Bedroom tax victim turned to 'spare room' cannabis factory to cope with debts
Published by Jon Land for 24dash.com in Housing and also in Legal
Police reveal 'sharp rise' in cannabis factories
A social housing tenant caught out by the government's controversial bedroom tax allowed one of her spare rooms to be used as a cannabis factory to cover her loss in benefits.
Patricia Higgs pleaded guilty at Warwick Crown Court last week to allowing her home to be used for the growing of the drug.
One of the bedrooms in the 49-year-old's Coventry home contained 30 cannabis plants. Higgs was offered £1,000 to allow the drug-growing enterprise to go ahead, but was never actually paid.
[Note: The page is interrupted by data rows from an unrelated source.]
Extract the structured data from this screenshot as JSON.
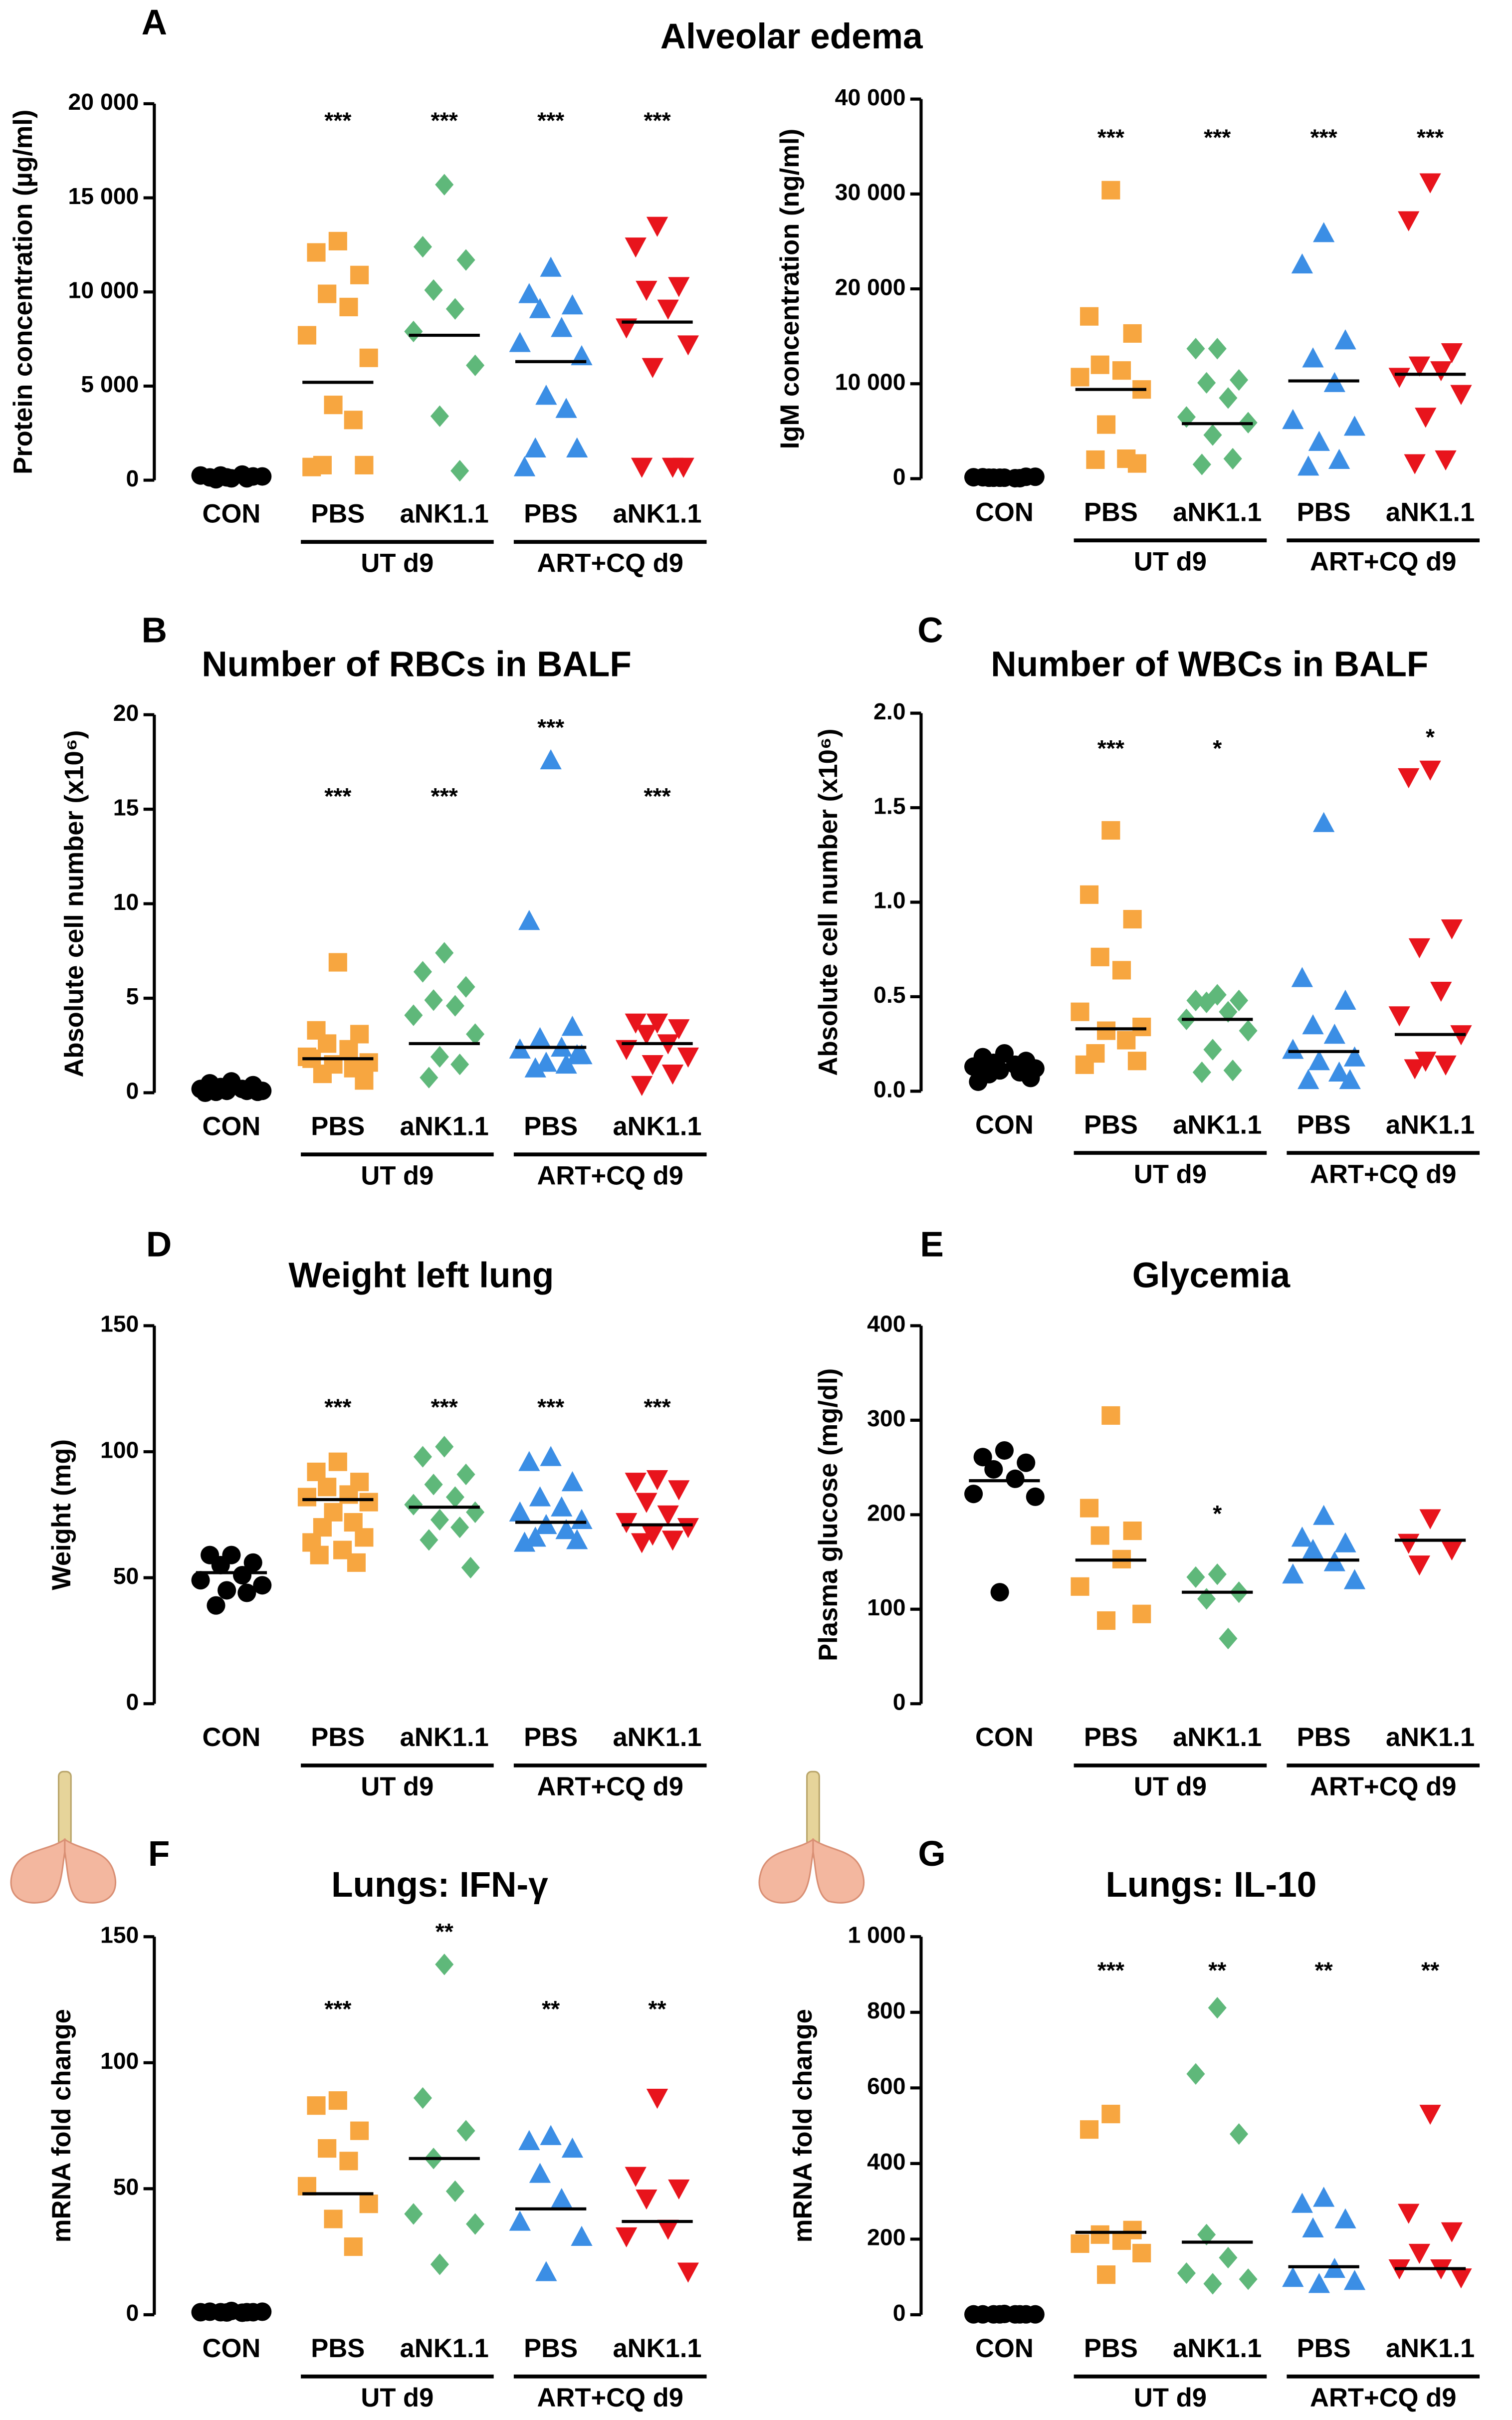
{
  "chart_data": [
    {
      "type": "dot",
      "panel": "A",
      "title": "Alveolar edema",
      "ylabel": "Protein concentration (µg/ml)",
      "categories": [
        "CON",
        "PBS",
        "aNK1.1",
        "PBS",
        "aNK1.1"
      ],
      "groups": [
        "UT d9",
        "ART+CQ d9"
      ],
      "colors": [
        "#000000",
        "#f7a640",
        "#5fb87a",
        "#3b8ee5",
        "#e8141c"
      ],
      "markers": [
        "circle",
        "square",
        "diamond",
        "triangle",
        "triangle-down"
      ],
      "values": [
        [
          100,
          150,
          200,
          250,
          300,
          250,
          200,
          150,
          100,
          50
        ],
        [
          12700,
          12100,
          10900,
          9900,
          9200,
          7700,
          6500,
          4000,
          3200,
          800,
          800,
          700
        ],
        [
          15700,
          12400,
          11700,
          10100,
          9100,
          7900,
          6100,
          3400,
          500
        ],
        [
          11300,
          9900,
          9300,
          9100,
          8100,
          7300,
          6600,
          4500,
          3800,
          1700,
          1700,
          700
        ],
        [
          13500,
          12400,
          10300,
          10100,
          9100,
          8100,
          7200,
          6000,
          700,
          700,
          700
        ]
      ],
      "medians": [
        250,
        5200,
        7700,
        6300,
        8400
      ],
      "significance": [
        null,
        "***",
        "***",
        "***",
        "***"
      ],
      "ylim": [
        0,
        20000
      ],
      "yticks": [
        0,
        {
          "value": 5000,
          "label": "5 000"
        },
        {
          "value": 10000,
          "label": "10 000"
        },
        {
          "value": 15000,
          "label": "15 000"
        },
        {
          "value": 20000,
          "label": "20 000"
        }
      ]
    },
    {
      "type": "dot",
      "ylabel": "IgM concentration (ng/ml)",
      "categories": [
        "CON",
        "PBS",
        "aNK1.1",
        "PBS",
        "aNK1.1"
      ],
      "groups": [
        "UT d9",
        "ART+CQ d9"
      ],
      "colors": [
        "#000000",
        "#f7a640",
        "#5fb87a",
        "#3b8ee5",
        "#e8141c"
      ],
      "markers": [
        "circle",
        "square",
        "diamond",
        "triangle",
        "triangle-down"
      ],
      "values": [
        [
          100,
          150,
          200,
          100,
          50,
          150,
          200,
          100,
          50,
          100
        ],
        [
          30400,
          17100,
          15300,
          12000,
          11400,
          10700,
          9400,
          5700,
          2100,
          2000,
          1600
        ],
        [
          13700,
          13700,
          10400,
          10100,
          8500,
          6500,
          5900,
          4600,
          2100,
          1500
        ],
        [
          25900,
          22600,
          14600,
          12700,
          10100,
          6200,
          5500,
          3900,
          2000,
          1300
        ],
        [
          31200,
          27200,
          13300,
          11900,
          11400,
          10700,
          8900,
          6500,
          2000,
          1600
        ]
      ],
      "medians": [
        100,
        9400,
        5800,
        10300,
        11000
      ],
      "significance": [
        null,
        "***",
        "***",
        "***",
        "***"
      ],
      "ylim": [
        0,
        40000
      ],
      "yticks": [
        0,
        {
          "value": 10000,
          "label": "10 000"
        },
        {
          "value": 20000,
          "label": "20 000"
        },
        {
          "value": 30000,
          "label": "30 000"
        },
        {
          "value": 40000,
          "label": "40 000"
        }
      ]
    },
    {
      "type": "dot",
      "panel": "B",
      "title": "Number of RBCs in BALF",
      "ylabel": "Absolute cell number (x10⁶)",
      "categories": [
        "CON",
        "PBS",
        "aNK1.1",
        "PBS",
        "aNK1.1"
      ],
      "groups": [
        "UT d9",
        "ART+CQ d9"
      ],
      "colors": [
        "#000000",
        "#f7a640",
        "#5fb87a",
        "#3b8ee5",
        "#e8141c"
      ],
      "markers": [
        "circle",
        "square",
        "diamond",
        "triangle",
        "triangle-down"
      ],
      "values": [
        [
          0.6,
          0.5,
          0.4,
          0.3,
          0.2,
          0.2,
          0.1,
          0.1,
          0.1,
          0.05,
          0.05,
          0
        ],
        [
          6.9,
          3.3,
          3.1,
          2.6,
          2.3,
          1.9,
          1.6,
          1.5,
          1.3,
          1.0,
          0.65,
          1.8
        ],
        [
          7.4,
          6.4,
          5.6,
          4.9,
          4.6,
          4.1,
          3.1,
          1.9,
          1.5,
          0.8
        ],
        [
          17.6,
          9.1,
          3.5,
          2.9,
          2.4,
          2.3,
          2.0,
          1.6,
          1.5,
          1.3,
          2.0
        ],
        [
          3.7,
          3.7,
          3.4,
          3.1,
          2.6,
          2.3,
          1.9,
          1.5,
          1.0,
          0.4
        ]
      ],
      "medians": [
        0.2,
        1.8,
        2.6,
        2.4,
        2.6
      ],
      "significance": [
        null,
        "***",
        "***",
        "***",
        "***"
      ],
      "ylim": [
        0,
        20
      ],
      "yticks": [
        0,
        5,
        10,
        15,
        20
      ]
    },
    {
      "type": "dot",
      "panel": "C",
      "title": "Number of WBCs in BALF",
      "ylabel": "Absolute cell number (x10⁶)",
      "categories": [
        "CON",
        "PBS",
        "aNK1.1",
        "PBS",
        "aNK1.1"
      ],
      "groups": [
        "UT d9",
        "ART+CQ d9"
      ],
      "colors": [
        "#000000",
        "#f7a640",
        "#5fb87a",
        "#3b8ee5",
        "#e8141c"
      ],
      "markers": [
        "circle",
        "square",
        "diamond",
        "triangle",
        "triangle-down"
      ],
      "values": [
        [
          0.2,
          0.18,
          0.16,
          0.15,
          0.14,
          0.13,
          0.12,
          0.11,
          0.1,
          0.09,
          0.07,
          0.05
        ],
        [
          1.38,
          1.04,
          0.91,
          0.71,
          0.64,
          0.42,
          0.34,
          0.32,
          0.27,
          0.2,
          0.16,
          0.14
        ],
        [
          0.51,
          0.48,
          0.48,
          0.47,
          0.42,
          0.38,
          0.32,
          0.22,
          0.11,
          0.1
        ],
        [
          1.42,
          0.6,
          0.48,
          0.35,
          0.3,
          0.22,
          0.18,
          0.16,
          0.1,
          0.06,
          0.06
        ],
        [
          1.7,
          1.66,
          0.86,
          0.76,
          0.53,
          0.4,
          0.3,
          0.16,
          0.14,
          0.12
        ]
      ],
      "medians": [
        0.13,
        0.33,
        0.38,
        0.21,
        0.3
      ],
      "significance": [
        null,
        "***",
        "*",
        null,
        "*"
      ],
      "ylim": [
        0,
        2
      ],
      "yticks": [
        {
          "value": 0,
          "label": "0.0"
        },
        0.5,
        {
          "value": 1,
          "label": "1.0"
        },
        1.5,
        {
          "value": 2,
          "label": "2.0"
        }
      ]
    },
    {
      "type": "dot",
      "panel": "D",
      "title": "Weight left lung",
      "ylabel": "Weight (mg)",
      "categories": [
        "CON",
        "PBS",
        "aNK1.1",
        "PBS",
        "aNK1.1"
      ],
      "groups": [
        "UT d9",
        "ART+CQ d9"
      ],
      "colors": [
        "#000000",
        "#f7a640",
        "#5fb87a",
        "#3b8ee5",
        "#e8141c"
      ],
      "markers": [
        "circle",
        "square",
        "diamond",
        "triangle",
        "triangle-down"
      ],
      "values": [
        [
          59,
          59,
          56,
          55,
          51,
          49,
          47,
          45,
          44,
          39
        ],
        [
          96,
          92,
          88,
          86,
          83,
          82,
          80,
          76,
          72,
          70,
          66,
          64,
          61,
          59,
          56
        ],
        [
          102,
          98,
          91,
          87,
          82,
          79,
          76,
          73,
          70,
          65,
          54
        ],
        [
          98,
          96,
          88,
          82,
          78,
          76,
          73,
          71,
          69,
          66,
          65,
          64
        ],
        [
          89,
          88,
          85,
          80,
          75,
          72,
          70,
          67,
          65,
          64
        ]
      ],
      "medians": [
        52,
        81,
        78,
        72,
        71
      ],
      "significance": [
        null,
        "***",
        "***",
        "***",
        "***"
      ],
      "ylim": [
        0,
        150
      ],
      "yticks": [
        0,
        50,
        100,
        150
      ]
    },
    {
      "type": "dot",
      "panel": "E",
      "title": "Glycemia",
      "ylabel": "Plasma glucose (mg/dl)",
      "categories": [
        "CON",
        "PBS",
        "aNK1.1",
        "PBS",
        "aNK1.1"
      ],
      "groups": [
        "UT d9",
        "ART+CQ d9"
      ],
      "colors": [
        "#000000",
        "#f7a640",
        "#5fb87a",
        "#3b8ee5",
        "#e8141c"
      ],
      "markers": [
        "circle",
        "square",
        "diamond",
        "triangle",
        "triangle-down"
      ],
      "values": [
        [
          268,
          261,
          255,
          248,
          238,
          222,
          219,
          118
        ],
        [
          305,
          207,
          183,
          178,
          153,
          124,
          95,
          88
        ],
        [
          137,
          134,
          118,
          111,
          69
        ],
        [
          199,
          176,
          170,
          163,
          150,
          137,
          131
        ],
        [
          196,
          170,
          163,
          147
        ]
      ],
      "medians": [
        236,
        152,
        118,
        152,
        173
      ],
      "significance": [
        null,
        null,
        "*",
        null,
        null
      ],
      "ylim": [
        0,
        400
      ],
      "yticks": [
        0,
        100,
        200,
        300,
        400
      ]
    },
    {
      "type": "dot",
      "panel": "F",
      "title": "Lungs: IFN-γ",
      "ylabel": "mRNA fold change",
      "categories": [
        "CON",
        "PBS",
        "aNK1.1",
        "PBS",
        "aNK1.1"
      ],
      "groups": [
        "UT d9",
        "ART+CQ d9"
      ],
      "colors": [
        "#000000",
        "#f7a640",
        "#5fb87a",
        "#3b8ee5",
        "#e8141c"
      ],
      "markers": [
        "circle",
        "square",
        "diamond",
        "triangle",
        "triangle-down"
      ],
      "values": [
        [
          1.5,
          1.2,
          1,
          1,
          0.8,
          1,
          1.2,
          0.9,
          1
        ],
        [
          85,
          83,
          73,
          66,
          61,
          51,
          44,
          38,
          27
        ],
        [
          139,
          86,
          73,
          62,
          49,
          40,
          36,
          20
        ],
        [
          71,
          69,
          66,
          56,
          46,
          37,
          31,
          17
        ],
        [
          86,
          55,
          50,
          46,
          34,
          31,
          17
        ]
      ],
      "medians": [
        1,
        48,
        62,
        42,
        37
      ],
      "significance": [
        null,
        "***",
        "**",
        "**",
        "**"
      ],
      "ylim": [
        0,
        150
      ],
      "yticks": [
        0,
        50,
        100,
        150
      ]
    },
    {
      "type": "dot",
      "panel": "G",
      "title": "Lungs: IL-10",
      "ylabel": "mRNA fold change",
      "categories": [
        "CON",
        "PBS",
        "aNK1.1",
        "PBS",
        "aNK1.1"
      ],
      "groups": [
        "UT d9",
        "ART+CQ d9"
      ],
      "colors": [
        "#000000",
        "#f7a640",
        "#5fb87a",
        "#3b8ee5",
        "#e8141c"
      ],
      "markers": [
        "circle",
        "square",
        "diamond",
        "triangle",
        "triangle-down"
      ],
      "values": [
        [
          2,
          1,
          1,
          1,
          1,
          1,
          1,
          1,
          1
        ],
        [
          531,
          490,
          224,
          212,
          196,
          188,
          163,
          106
        ],
        [
          812,
          637,
          478,
          212,
          151,
          110,
          94,
          82
        ],
        [
          310,
          294,
          253,
          229,
          122,
          98,
          90,
          82
        ],
        [
          531,
          269,
          220,
          163,
          122,
          122,
          98
        ]
      ],
      "medians": [
        1,
        218,
        192,
        127,
        122
      ],
      "significance": [
        null,
        "***",
        "**",
        "**",
        "**"
      ],
      "ylim": [
        0,
        1000
      ],
      "yticks": [
        0,
        200,
        400,
        600,
        800,
        {
          "value": 1000,
          "label": "1 000"
        }
      ]
    }
  ]
}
A police raid in September last year uncovered the scheme. The plants had a street value of £16,000.
Higgs' defence counsel, Ian Windridge, told the court that his client had turned to the plot because she was deemed to be under-occupying her three-bedroom property and was hit with sanctions under the bedroom tax.
Recorder Martine Kushner told Higgs during sentencing: "You pleaded guilty at the first opportunity and, on top of that, I take the view that you are of previous good character.
“I also take into account that this has been hanging over you for the last six months or more.
“In my view you have a number of difficulties in your life, and you will have the benefit of support; but what must be marked is that this is a serious offence.
“I take the view you are not going to be back in this court again. You have learned a substantial lesson.”
Higgs was handed a community order with 12 months supervision.